In the past weeks I have been asked several times what my recent paper on logistical social networks means for practice. I have asked the same question myself: what would I as a researcher advise myself as a consultant? In the next blogs I would like to focus on some projects I have worked on and how my research changed my perspective on these projects. First is Material Management (MM).
I have worked on MM in several hospitals over the past years, but mostly in Maastricht University Medical Centre (MUMC+). MUMC+ transformed its complete Operating Theatre Complex (OTC) over the past years into a very modern, innovative and spacious OTC (click here to see more of that). In the new OTC the material storage was centralized and located further away from the operating rooms (OR). Material logistical tasks are now executed by logistical staff, and not, like before, by OR nurses and nurse anesthetists. In order to support material management processes an IT system was designed, developed and implemented. A couple of research findings changed my perspective on this type of projects in which logistics, IT and building are all changed at the same time.
RESEARCH FINDING 1: hospital logistics is simply there, and to a large extent it is controlled by ‘voluntary workers’, whose primary task is not logistics. Traditionally the surgeon detemines the strategy (treatment) and OR nurses and nurse anesthetists arrange the materials for the surgery procedure, sometimes assisted by some logistical workers.
When the MM project started in 2014 we did not realise what this notion meant. We were then mainly talking about the building and the IT. A building design is stronger than whatever vision or management strategy. If it is designed, it’s more or less fixed in concrete. We were discussing planning deadlines, the enormous effort and cost, building and IT system design. Both the building and IT involved a lot of professionals: architects, IT engineers and project managers. We did talk to health care professionals, but not fully recognize their ‘voluntary’ logistics qualities and knowledge. By ‘voluntary’ I mean that logistics organization was not their primary task, but in practice they arranged it all. We did not really fully see or understand what important knowledge all these nurses and nurse anesthetists have (and neither did they themselves for that matter!). Most logistical working processes were undocumented at the time, which is very inconvenient for designing a building or IT system, which should both support these processes. Over time, as the project developed, we used several tools to make this knowledge explicit. And now we understand in what way material management processes can be improved further much better. How? See my next point.
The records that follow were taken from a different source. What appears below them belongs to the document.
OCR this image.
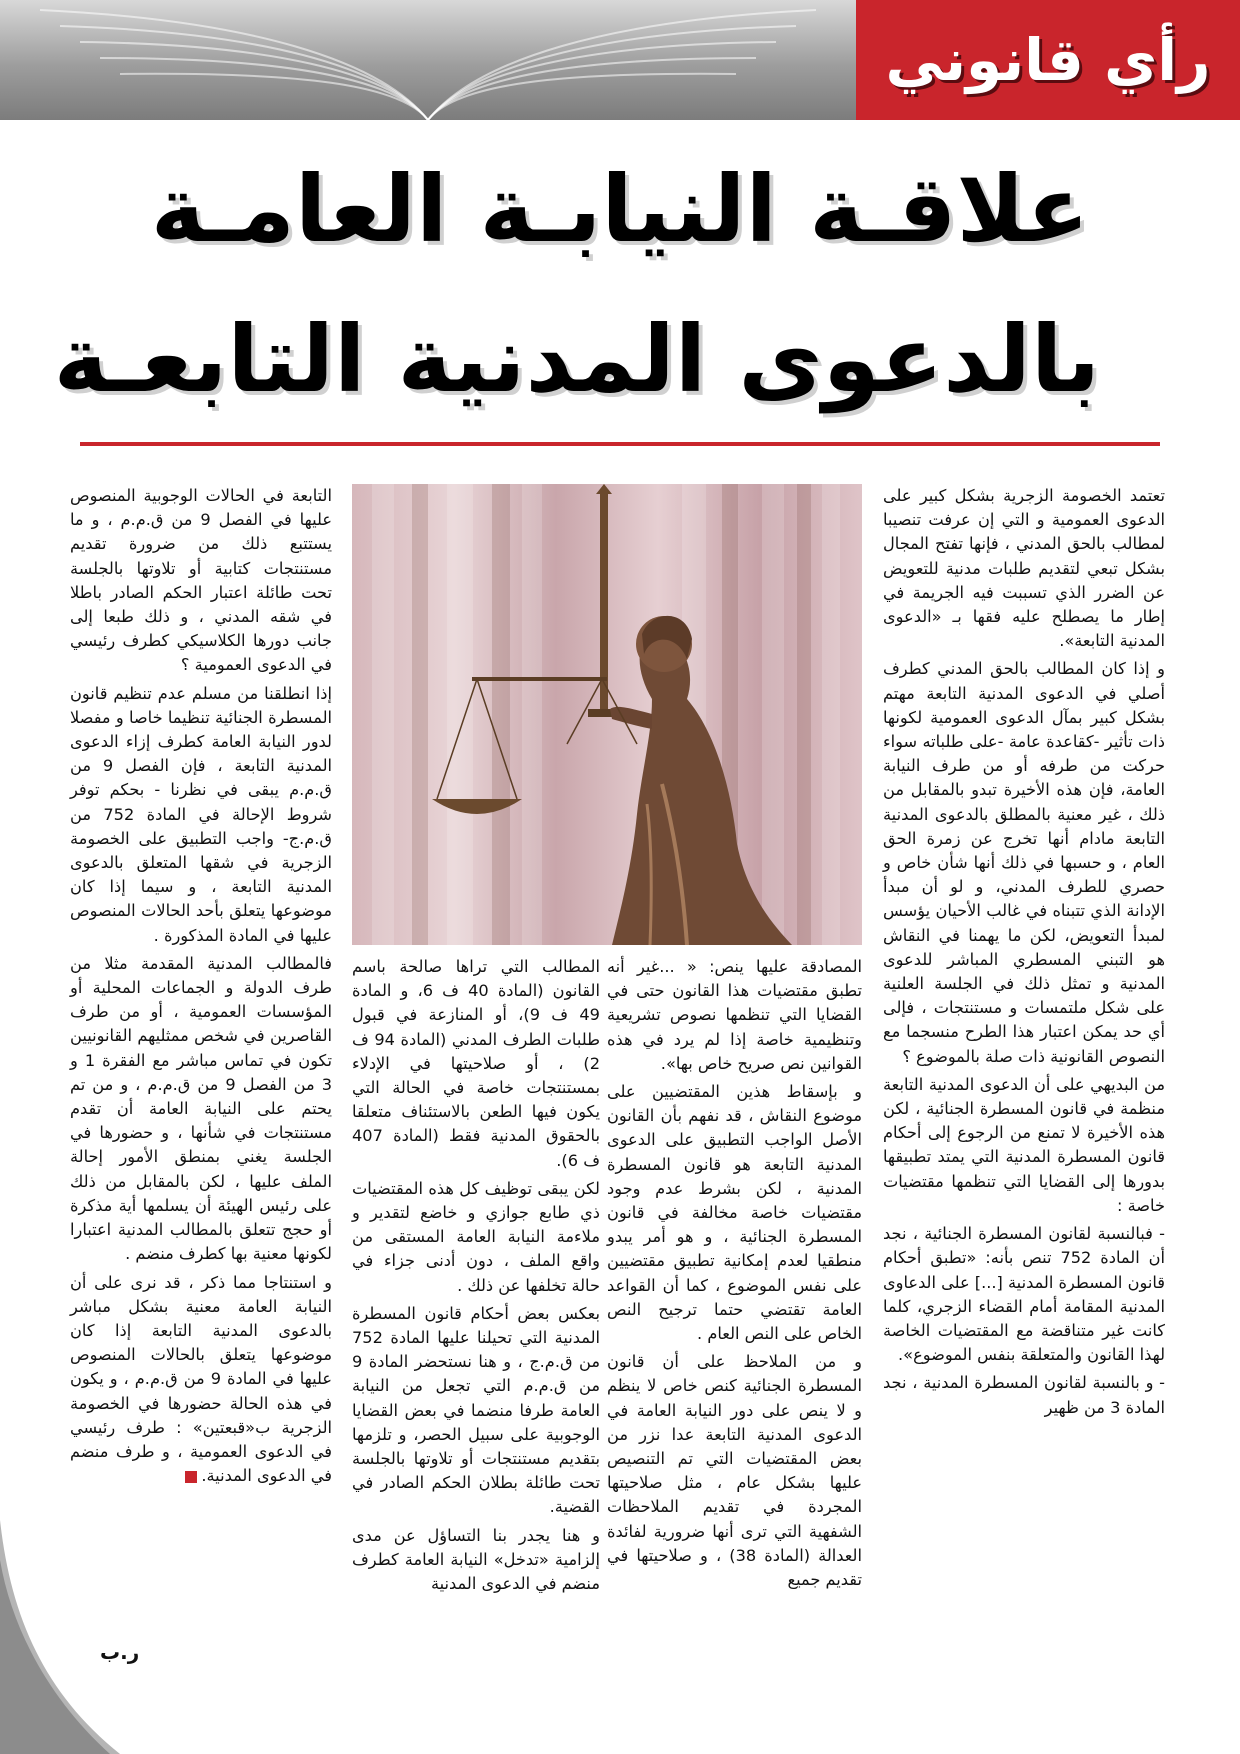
رأي قانوني
علاقـة النيابـة العامـة
بالدعوى المدنية التابعـة

تعتمد الخصومة الزجرية بشكل كبير على الدعوى العمومية و التي إن عرفت تنصيبا لمطالب بالحق المدني ، فإنها تفتح المجال بشكل تبعي لتقديم طلبات مدنية للتعويض عن الضرر الذي تسببت فيه الجريمة في إطار ما يصطلح عليه فقها بـ «الدعوى المدنية التابعة».

و إذا كان المطالب بالحق المدني كطرف أصلي في الدعوى المدنية التابعة مهتم بشكل كبير بمآل الدعوى العمومية لكونها ذات تأثير -كقاعدة عامة -على طلباته سواء حركت من طرفه أو من طرف النيابة العامة، فإن هذه الأخيرة تبدو بالمقابل من ذلك ، غير معنية بالمطلق بالدعوى المدنية التابعة مادام أنها تخرج عن زمرة الحق العام ، و حسبها في ذلك أنها شأن خاص و حصري للطرف المدني، و لو أن مبدأ الإدانة الذي تتبناه في غالب الأحيان يؤسس لمبدأ التعويض، لكن ما يهمنا في النقاش هو التبني المسطري المباشر للدعوى المدنية و تمثل ذلك في الجلسة العلنية على شكل ملتمسات و مستنتجات ، فإلى أي حد يمكن اعتبار هذا الطرح منسجما مع النصوص القانونية ذات صلة بالموضوع ؟

من البديهي على أن الدعوى المدنية التابعة منظمة في قانون المسطرة الجنائية ، لكن هذه الأخيرة لا تمنع من الرجوع إلى أحكام قانون المسطرة المدنية التي يمتد تطبيقها بدورها إلى القضايا التي تنظمها مقتضيات خاصة :

- فبالنسبة لقانون المسطرة الجنائية ، نجد أن المادة 752 تنص بأنه: «تطبق أحكام قانون المسطرة المدنية [...] على الدعاوى المدنية المقامة أمام القضاء الزجري، كلما كانت غير متناقضة مع المقتضيات الخاصة لهذا القانون والمتعلقة بنفس الموضوع».

- و بالنسبة لقانون المسطرة المدنية ، نجد المادة 3 من ظهير

المصادقة عليها ينص: « ...غير أنه تطبق مقتضيات هذا القانون حتى في القضايا التي تنظمها نصوص تشريعية وتنظيمية خاصة إذا لم يرد في هذه القوانين نص صريح خاص بها».

و بإسقاط هذين المقتضيين على موضوع النقاش ، قد نفهم بأن القانون الأصل الواجب التطبيق على الدعوى المدنية التابعة هو قانون المسطرة المدنية ، لكن بشرط عدم وجود مقتضيات خاصة مخالفة في قانون المسطرة الجنائية ، و هو أمر يبدو منطقيا لعدم إمكانية تطبيق مقتضيين على نفس الموضوع ، كما أن القواعد العامة تقتضي حتما ترجيح النص الخاص على النص العام .

و من الملاحظ على أن قانون المسطرة الجنائية كنص خاص لا ينظم و لا ينص على دور النيابة العامة في الدعوى المدنية التابعة عدا نزر من بعض المقتضيات التي تم التنصيص عليها بشكل عام ، مثل صلاحيتها المجردة في تقديم الملاحظات الشفهية التي ترى أنها ضرورية لفائدة العدالة (المادة 38) ، و صلاحيتها في تقديم جميع

المطالب التي تراها صالحة باسم القانون (المادة 40 ف 6، و المادة 49 ف 9)، أو المنازعة في قبول طلبات الطرف المدني (المادة 94 ف 2) ، أو صلاحيتها في الإدلاء بمستنتجات خاصة في الحالة التي يكون فيها الطعن بالاستئناف متعلقا بالحقوق المدنية فقط (المادة 407 ف 6).

لكن يبقى توظيف كل هذه المقتضيات ذي طابع جوازي و خاضع لتقدير و ملاءمة النيابة العامة المستقى من واقع الملف ، دون أدنى جزاء في حالة تخلفها عن ذلك .

بعكس بعض أحكام قانون المسطرة المدنية التي تحيلنا عليها المادة 752 من ق.م.ج ، و هنا نستحضر المادة 9 من ق.م.م التي تجعل من النيابة العامة طرفا منضما في بعض القضايا الوجوبية على سبيل الحصر، و تلزمها بتقديم مستنتجات أو تلاوتها بالجلسة تحت طائلة بطلان الحكم الصادر في القضية.

و هنا يجدر بنا التساؤل عن مدى إلزامية «تدخل» النيابة العامة كطرف منضم في الدعوى المدنية

التابعة في الحالات الوجوبية المنصوص عليها في الفصل 9 من ق.م.م ، و ما يستتبع ذلك من ضرورة تقديم مستنتجات كتابية أو تلاوتها بالجلسة تحت طائلة اعتبار الحكم الصادر باطلا في شقه المدني ، و ذلك طبعا إلى جانب دورها الكلاسيكي كطرف رئيسي في الدعوى العمومية ؟

إذا انطلقنا من مسلم عدم تنظيم قانون المسطرة الجنائية تنظيما خاصا و مفصلا لدور النيابة العامة كطرف إزاء الدعوى المدنية التابعة ، فإن الفصل 9 من ق.م.م يبقى في نظرنا - بحكم توفر شروط الإحالة في المادة 752 من ق.م.ج- واجب التطبيق على الخصومة الزجرية في شقها المتعلق بالدعوى المدنية التابعة ، و سيما إذا كان موضوعها يتعلق بأحد الحالات المنصوص عليها في المادة المذكورة .

فالمطالب المدنية المقدمة مثلا من طرف الدولة و الجماعات المحلية أو المؤسسات العمومية ، أو من طرف القاصرين في شخص ممثليهم القانونيين تكون في تماس مباشر مع الفقرة 1 و 3 من الفصل 9 من ق.م.م ، و من تم يحتم على النيابة العامة أن تقدم مستنتجات في شأنها ، و حضورها في الجلسة يغني بمنطق الأمور إحالة الملف عليها ، لكن بالمقابل من ذلك على رئيس الهيئة أن يسلمها أية مذكرة أو حجج تتعلق بالمطالب المدنية اعتبارا لكونها معنية بها كطرف منضم .

و استنتاجا مما ذكر ، قد نرى على أن النيابة العامة معنية بشكل مباشر بالدعوى المدنية التابعة إذا كان موضوعها يتعلق بالحالات المنصوص عليها في المادة 9 من ق.م.م ، و يكون في هذه الحالة حضورها في الخصومة الزجرية ب«قبعتين» : طرف رئيسي في الدعوى العمومية ، و طرف منضم في الدعوى المدنية.

ر.ب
RESEARCH FINDING 2: hospital logistics is organized in networks in which central agents play an important role in integrating tasks that are executed within the hospital’s subsystems. These ‘integrators’ are mainly nurses, medical secretaries and a few coordinators. They are in direct contact with both patients and physicians, and therefore they know what are relevant factors for organizing healthcare.
Second, through my research I started to think in terms of networks. When we started the project in 2014 we made a logistics concept with a small group of people. This was easy to coordinate and we quickly achieved results. But in the six years that followed, the network became very large – the Facility department, the Purchasing, IT and Finance department became involved – and the network became hard to oversee. If I needed data or wanted to achieve something, merely talking to the project leader or any manager, did not seem to lead to results. Data, information or clues on how to implement MM effectively, had to come from central people in the network. As soon as the social network in Slingeland Hospital became clear to me during my research, I realised that the people with the best information position are not the managers. They are the nurses, in this case the OR assistants, the nurse anesthetists, a handful of people who volunteered to act as coordinator. Later, also the logistical staff who the logistical tasks were outsourced to, conquered a central position in the network, and they too became important players in the network. For data collection but also for change management, these are the people to contact. For (project) managers or consultants this requires a different mindset, because it can be challenging to find the central agents and this kind of change management is easily be planned in time. But I now believe this is, in the end, the most effective way for change.
RESEARCH FINDING 3: 0.4% of the communication is about materials (the rest about patients, beds and staff).
There is little interaction about material management and this is because there is stock. Stock ensures that you do not have to coordinate about a particular surgery or situation, because you simply take something from the stack. By relocating the stock away from the operating rooms the communication needs and the network changed dramatically, more than we expected in advance. So, beside the technical aspects of this large transformation, the main key to succes is to change communication patterns.
RESEARCH FINDING 4: the hospital network may be vulnerable, with few coordinators and a lot of ‘voluntary’ logistical workers.
In the paper we state that the way hospital logistics is organized, may be vulnerable and expensive. There is a thin line between “complex” and “chaotic”. Now the MUMC has a team of professional logistical workers and the implicit knowledge of nurses has to be transformed into standardized and unambigious data so they are able to execute their tasks effectively. MUMC+ has standardized Bills-of-Materials, material names and codes in order to speak the same language, which is incredibly important for collaboration. The Material Management system thus lays the foundation for more structured and streamlined collaboration. But the social connections and interaction will remain indispensable.